To imagine that there was a whole process required to bring this film to screen is almost too painful to imagine.
This type of movie is exactly the reason so many unsuccessful screenwriters are found swinging from their ceiling fans by ropes around their necks or in full bathtubs holding blow dryers. To imagine that there was a whole process required to bring this film to screen is almost too painful to imagine. Likely, that process was circumvented via nepotism, or else the filmmakers simply sucked more executive schlong than an intern trying to get a job in a studio mailroom.
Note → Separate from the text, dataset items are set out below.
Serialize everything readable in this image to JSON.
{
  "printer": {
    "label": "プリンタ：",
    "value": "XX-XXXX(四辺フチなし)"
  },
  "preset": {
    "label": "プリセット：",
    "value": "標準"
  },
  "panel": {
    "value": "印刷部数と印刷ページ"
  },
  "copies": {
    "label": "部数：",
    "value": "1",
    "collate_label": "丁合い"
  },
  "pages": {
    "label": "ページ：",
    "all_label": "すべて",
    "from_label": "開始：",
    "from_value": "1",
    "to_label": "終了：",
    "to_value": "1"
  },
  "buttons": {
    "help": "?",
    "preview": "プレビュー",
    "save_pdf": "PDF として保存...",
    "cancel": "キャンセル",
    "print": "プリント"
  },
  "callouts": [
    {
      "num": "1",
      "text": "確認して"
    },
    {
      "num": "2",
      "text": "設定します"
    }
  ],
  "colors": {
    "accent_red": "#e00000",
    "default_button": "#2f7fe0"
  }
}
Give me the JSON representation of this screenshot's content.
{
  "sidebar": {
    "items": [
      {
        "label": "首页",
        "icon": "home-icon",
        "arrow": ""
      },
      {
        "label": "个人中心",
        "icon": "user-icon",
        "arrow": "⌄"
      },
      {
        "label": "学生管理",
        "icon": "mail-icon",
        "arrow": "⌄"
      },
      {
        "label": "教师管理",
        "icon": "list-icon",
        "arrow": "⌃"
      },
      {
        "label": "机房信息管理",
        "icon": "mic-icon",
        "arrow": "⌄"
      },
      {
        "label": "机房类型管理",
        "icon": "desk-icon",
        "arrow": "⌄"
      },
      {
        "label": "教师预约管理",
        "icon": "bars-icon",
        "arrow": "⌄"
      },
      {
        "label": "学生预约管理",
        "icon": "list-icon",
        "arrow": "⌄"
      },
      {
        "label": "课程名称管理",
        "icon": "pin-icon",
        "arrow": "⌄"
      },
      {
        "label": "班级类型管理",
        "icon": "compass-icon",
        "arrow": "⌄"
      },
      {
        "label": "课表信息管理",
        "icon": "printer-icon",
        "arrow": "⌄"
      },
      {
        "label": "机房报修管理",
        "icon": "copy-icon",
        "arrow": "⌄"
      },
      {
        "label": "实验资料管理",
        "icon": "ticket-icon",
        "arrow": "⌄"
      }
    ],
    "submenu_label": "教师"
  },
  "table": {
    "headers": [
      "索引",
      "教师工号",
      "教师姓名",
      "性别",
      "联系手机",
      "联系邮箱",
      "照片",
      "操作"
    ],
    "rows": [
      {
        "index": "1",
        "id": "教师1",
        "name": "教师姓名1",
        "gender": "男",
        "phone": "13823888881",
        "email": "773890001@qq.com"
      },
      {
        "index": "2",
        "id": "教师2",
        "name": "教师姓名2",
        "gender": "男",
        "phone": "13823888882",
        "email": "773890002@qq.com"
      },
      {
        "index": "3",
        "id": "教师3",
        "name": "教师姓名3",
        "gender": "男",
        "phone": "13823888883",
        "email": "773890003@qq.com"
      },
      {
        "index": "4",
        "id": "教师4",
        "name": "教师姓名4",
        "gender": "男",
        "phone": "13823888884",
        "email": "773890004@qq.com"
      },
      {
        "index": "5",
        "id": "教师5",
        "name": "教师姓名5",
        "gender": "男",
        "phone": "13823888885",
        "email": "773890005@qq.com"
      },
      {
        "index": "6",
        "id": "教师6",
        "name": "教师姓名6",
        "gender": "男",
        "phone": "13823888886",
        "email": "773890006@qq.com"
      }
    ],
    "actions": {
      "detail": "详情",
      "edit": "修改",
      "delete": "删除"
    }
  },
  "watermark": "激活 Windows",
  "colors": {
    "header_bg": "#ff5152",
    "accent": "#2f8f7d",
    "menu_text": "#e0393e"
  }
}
This movie is incredibly stupid, though criticizing it for that fault is also stupid since the film never intended to do anything other than appeal to stoners and the simple of mind. My whole filmgoing experience was summed up by a girl sitting two rows in front of me who laughed when Jesse (Ashton Kutcher) and Chester (Seann William Scott) threw a piece of pizza across the room. You see, they tossed an entire pie onto the ceiling to prevent it from being seen by their pizza-making boss, who wanted to know what they had done with thirty pizzas. Naturally, it actually sticks to the ceiling. While talking to the guy, Jesse catches a falling piece and tosses it across the room before this guy sees him.
So this girl is laughing and snorting like a pig with a plastic bag over its head, and I'm thinking: This is EXACTLY the kind of person who would laugh at this. With a laugh like that, "Dude, Where's My Car" is about the only type of movie you can see and not be icily stared out of the theater.
Undoubtedly, writer Philip Stark and director Danny Leiner (whose credits only include television) took too many bong hits one night and came up with the entire concept for this film while munching pretzels and watching late-night television. If that's worth seven bucks and 83 minutes to you, then be my guest.